Byzantine Museum and Monastery of Agios Neophytos

The Byzantine Museum of Pafos exhibits artefacts from the 7th to the 18th centuries, mainly icons. Among them is the 8th or 9th century icon of Agia Marina, one of the oldest found in Cyprus. The museum’s remarkable collection also includes wood carvings, ecclesiastical works of metallurgy, sacerdotal vestments and embroideries, manuscripts, old printed books and frescoes. It was set up in order to preserve, promote and study the inestimable treasures of Byzantine art scattered throughout the parishes of the Pafos diocese and enables visitors to get to know the Byzantine heritage of the Pafos area.

The monastery of Agios Neophytos, in Pafos, is one of the most important religious Monuments of Cyprus. It is both a place of pilgrimage and of great interest to visitors. It contains some of the finest Byzantine frescoes from the 12th to the 15th centuries. The later monastery church contains some of the best examples of post-Byzantine icons of the 16th century, and there is also a very interesting ecclesiastical museum. 

The monastery was built in the beginning of the 16th century on the side of a steep hill covered in dense vegetation, beside a deep gorge through which flows a torrent of water. The monastery is situated in Tala, a village about 10 kilometres north of Pafos town centre at an altitude of 412 metres. Its north-westerly facing position offers unique views. To the west of the monastery is the Engleistra (Place of Seclusion) which was initially a natural cave on the eastern slope of the hill. 

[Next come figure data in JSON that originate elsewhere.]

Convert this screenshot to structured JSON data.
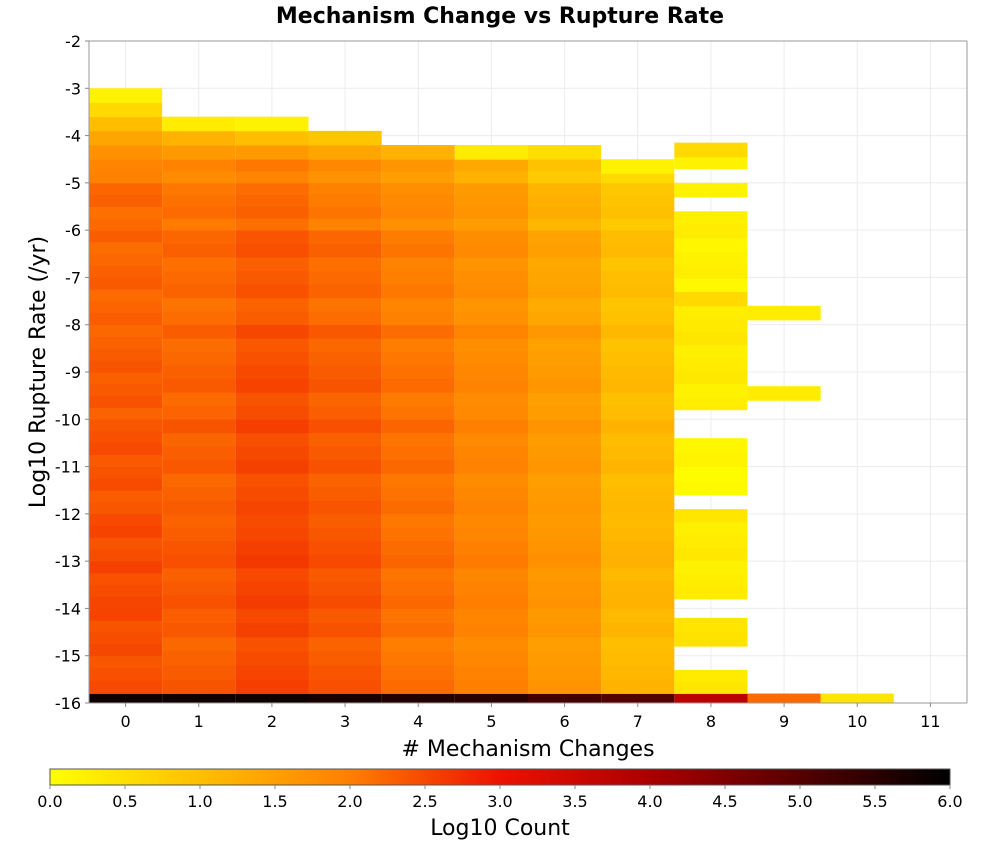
{
  "chart_data": {
    "type": "heatmap",
    "title": "Mechanism Change vs Rupture Rate",
    "xlabel": "# Mechanism Changes",
    "ylabel": "Log10 Rupture Rate (/yr)",
    "xlim": [
      -0.5,
      11.5
    ],
    "ylim": [
      -16,
      -2
    ],
    "x_ticks": [
      "0",
      "1",
      "2",
      "3",
      "4",
      "5",
      "6",
      "7",
      "8",
      "9",
      "10",
      "11"
    ],
    "y_ticks": [
      "-2",
      "-3",
      "-4",
      "-5",
      "-6",
      "-7",
      "-8",
      "-9",
      "-10",
      "-11",
      "-12",
      "-13",
      "-14",
      "-15",
      "-16"
    ],
    "grid": true,
    "colorbar": {
      "label": "Log10 Count",
      "range": [
        0,
        6
      ],
      "ticks": [
        "0.0",
        "0.5",
        "1.0",
        "1.5",
        "2.0",
        "2.5",
        "3.0",
        "3.5",
        "4.0",
        "4.5",
        "5.0",
        "5.5",
        "6.0"
      ],
      "placement": "bottom",
      "stops": [
        {
          "value": 0.0,
          "color": "#ffff00"
        },
        {
          "value": 2.0,
          "color": "#ff7f00"
        },
        {
          "value": 3.0,
          "color": "#ee1100"
        },
        {
          "value": 4.0,
          "color": "#aa0000"
        },
        {
          "value": 6.0,
          "color": "#000000"
        }
      ]
    },
    "bin_height": 0.2857,
    "columns": [
      {
        "x": 0,
        "segments": [
          {
            "from": -16,
            "to": -15.8,
            "value": 5.8
          },
          {
            "from": -15.8,
            "to": -15,
            "value": 2.4
          },
          {
            "from": -15,
            "to": -14,
            "value": 2.45
          },
          {
            "from": -14,
            "to": -13,
            "value": 2.5
          },
          {
            "from": -13,
            "to": -12,
            "value": 2.45
          },
          {
            "from": -12,
            "to": -11,
            "value": 2.4
          },
          {
            "from": -11,
            "to": -10,
            "value": 2.4
          },
          {
            "from": -10,
            "to": -9,
            "value": 2.35
          },
          {
            "from": -9,
            "to": -8,
            "value": 2.3
          },
          {
            "from": -8,
            "to": -7,
            "value": 2.25
          },
          {
            "from": -7,
            "to": -6,
            "value": 2.25
          },
          {
            "from": -6,
            "to": -5,
            "value": 2.2
          },
          {
            "from": -5,
            "to": -4.5,
            "value": 2.0
          },
          {
            "from": -4.5,
            "to": -4.2,
            "value": 1.7
          },
          {
            "from": -4.2,
            "to": -3.9,
            "value": 1.4
          },
          {
            "from": -3.9,
            "to": -3.6,
            "value": 1.0
          },
          {
            "from": -3.6,
            "to": -3.3,
            "value": 0.6
          },
          {
            "from": -3.3,
            "to": -3.0,
            "value": 0.2
          }
        ]
      },
      {
        "x": 1,
        "segments": [
          {
            "from": -16,
            "to": -15.8,
            "value": 5.8
          },
          {
            "from": -15.8,
            "to": -14,
            "value": 2.3
          },
          {
            "from": -14,
            "to": -12,
            "value": 2.35
          },
          {
            "from": -12,
            "to": -10,
            "value": 2.3
          },
          {
            "from": -10,
            "to": -8,
            "value": 2.25
          },
          {
            "from": -8,
            "to": -6,
            "value": 2.2
          },
          {
            "from": -6,
            "to": -5,
            "value": 2.1
          },
          {
            "from": -5,
            "to": -4.5,
            "value": 1.9
          },
          {
            "from": -4.5,
            "to": -4.2,
            "value": 1.6
          },
          {
            "from": -4.2,
            "to": -3.9,
            "value": 1.2
          },
          {
            "from": -3.9,
            "to": -3.6,
            "value": 0.3
          }
        ]
      },
      {
        "x": 2,
        "segments": [
          {
            "from": -16,
            "to": -15.8,
            "value": 5.8
          },
          {
            "from": -15.8,
            "to": -14,
            "value": 2.5
          },
          {
            "from": -14,
            "to": -12,
            "value": 2.55
          },
          {
            "from": -12,
            "to": -10,
            "value": 2.5
          },
          {
            "from": -10,
            "to": -8,
            "value": 2.45
          },
          {
            "from": -8,
            "to": -6,
            "value": 2.35
          },
          {
            "from": -6,
            "to": -5,
            "value": 2.2
          },
          {
            "from": -5,
            "to": -4.5,
            "value": 2.0
          },
          {
            "from": -4.5,
            "to": -4.2,
            "value": 1.6
          },
          {
            "from": -4.2,
            "to": -3.9,
            "value": 1.0
          },
          {
            "from": -3.9,
            "to": -3.6,
            "value": 0.2
          }
        ]
      },
      {
        "x": 3,
        "segments": [
          {
            "from": -16,
            "to": -15.8,
            "value": 5.7
          },
          {
            "from": -15.8,
            "to": -14,
            "value": 2.35
          },
          {
            "from": -14,
            "to": -12,
            "value": 2.4
          },
          {
            "from": -12,
            "to": -10,
            "value": 2.35
          },
          {
            "from": -10,
            "to": -8,
            "value": 2.3
          },
          {
            "from": -8,
            "to": -6,
            "value": 2.2
          },
          {
            "from": -6,
            "to": -5,
            "value": 2.0
          },
          {
            "from": -5,
            "to": -4.5,
            "value": 1.8
          },
          {
            "from": -4.5,
            "to": -4.2,
            "value": 1.4
          },
          {
            "from": -4.2,
            "to": -3.9,
            "value": 0.9
          }
        ]
      },
      {
        "x": 4,
        "segments": [
          {
            "from": -16,
            "to": -15.8,
            "value": 5.6
          },
          {
            "from": -15.8,
            "to": -14,
            "value": 2.1
          },
          {
            "from": -14,
            "to": -12,
            "value": 2.15
          },
          {
            "from": -12,
            "to": -10,
            "value": 2.15
          },
          {
            "from": -10,
            "to": -8,
            "value": 2.1
          },
          {
            "from": -8,
            "to": -6,
            "value": 2.0
          },
          {
            "from": -6,
            "to": -5,
            "value": 1.8
          },
          {
            "from": -5,
            "to": -4.5,
            "value": 1.6
          },
          {
            "from": -4.5,
            "to": -4.2,
            "value": 1.2
          }
        ]
      },
      {
        "x": 5,
        "segments": [
          {
            "from": -16,
            "to": -15.8,
            "value": 5.5
          },
          {
            "from": -15.8,
            "to": -14,
            "value": 1.9
          },
          {
            "from": -14,
            "to": -12,
            "value": 1.95
          },
          {
            "from": -12,
            "to": -10,
            "value": 1.9
          },
          {
            "from": -10,
            "to": -8,
            "value": 1.85
          },
          {
            "from": -8,
            "to": -6,
            "value": 1.75
          },
          {
            "from": -6,
            "to": -5,
            "value": 1.6
          },
          {
            "from": -5,
            "to": -4.5,
            "value": 1.3
          },
          {
            "from": -4.5,
            "to": -4.2,
            "value": 0.3
          }
        ]
      },
      {
        "x": 6,
        "segments": [
          {
            "from": -16,
            "to": -15.8,
            "value": 5.2
          },
          {
            "from": -15.8,
            "to": -14,
            "value": 1.6
          },
          {
            "from": -14,
            "to": -12,
            "value": 1.65
          },
          {
            "from": -12,
            "to": -10,
            "value": 1.6
          },
          {
            "from": -10,
            "to": -8,
            "value": 1.55
          },
          {
            "from": -8,
            "to": -6,
            "value": 1.4
          },
          {
            "from": -6,
            "to": -5,
            "value": 1.2
          },
          {
            "from": -5,
            "to": -4.5,
            "value": 0.9
          },
          {
            "from": -4.5,
            "to": -4.2,
            "value": 0.5
          }
        ]
      },
      {
        "x": 7,
        "segments": [
          {
            "from": -16,
            "to": -15.8,
            "value": 5.0
          },
          {
            "from": -15.8,
            "to": -14,
            "value": 1.1
          },
          {
            "from": -14,
            "to": -12,
            "value": 1.15
          },
          {
            "from": -12,
            "to": -10,
            "value": 1.1
          },
          {
            "from": -10,
            "to": -8,
            "value": 1.05
          },
          {
            "from": -8,
            "to": -6,
            "value": 1.0
          },
          {
            "from": -6,
            "to": -5,
            "value": 0.9
          },
          {
            "from": -5,
            "to": -4.8,
            "value": 0.6
          },
          {
            "from": -4.8,
            "to": -4.5,
            "value": 0.2
          }
        ]
      },
      {
        "x": 8,
        "segments": [
          {
            "from": -16,
            "to": -15.8,
            "value": 3.8
          },
          {
            "from": -15.8,
            "to": -15.3,
            "value": 0.3
          },
          {
            "from": -14.8,
            "to": -14.2,
            "value": 0.4
          },
          {
            "from": -13.8,
            "to": -11.9,
            "value": 0.3
          },
          {
            "from": -11.6,
            "to": -10.4,
            "value": 0.1
          },
          {
            "from": -9.8,
            "to": -7.6,
            "value": 0.3
          },
          {
            "from": -7.6,
            "to": -7.3,
            "value": 0.6
          },
          {
            "from": -7.3,
            "to": -5.6,
            "value": 0.2
          },
          {
            "from": -5.3,
            "to": -5.0,
            "value": 0.2
          },
          {
            "from": -4.7,
            "to": -4.45,
            "value": 0.2
          },
          {
            "from": -4.45,
            "to": -4.15,
            "value": 0.6
          }
        ]
      },
      {
        "x": 9,
        "segments": [
          {
            "from": -16,
            "to": -15.8,
            "value": 2.2
          },
          {
            "from": -9.6,
            "to": -9.3,
            "value": 0.3
          },
          {
            "from": -7.9,
            "to": -7.6,
            "value": 0.3
          }
        ]
      },
      {
        "x": 10,
        "segments": [
          {
            "from": -16,
            "to": -15.8,
            "value": 0.4
          }
        ]
      }
    ]
  }
}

Inside the Engleistra, Saint Neophytos led a hermit’s life. He is considered to be one of the most significant figures of the Church of Cyprus. According to the 'Τipiki Diathiki' ('Typical Testament' ), which he composed in 1214, he moved into the small carved chapel in 1159. Neophytos turned the natural cave into a place of seclusion which consisted of two areas. One area was a small chapel dedicated to Timios Stavros ( Holy Cross) and the other was the Saint’s cell, in which he also carved his tomb. 

His cell communicated with the church’s bema. He confined himself in the Engleistra until 1170, when he was ordained priest by the Bishop of Pafos, Vasilios Kinnamos, spreading his fame throughout the island. Many monks gathered around him, forming a monastic community, for which Saint Neophytos composed the aforementioned 'Τipiki Diathiki' which comprised a set of rules related to the administration of the monastery. The Saint’s need for serenity and seclusion led him to carve another Engleistra higher on the rock, above the old chapel.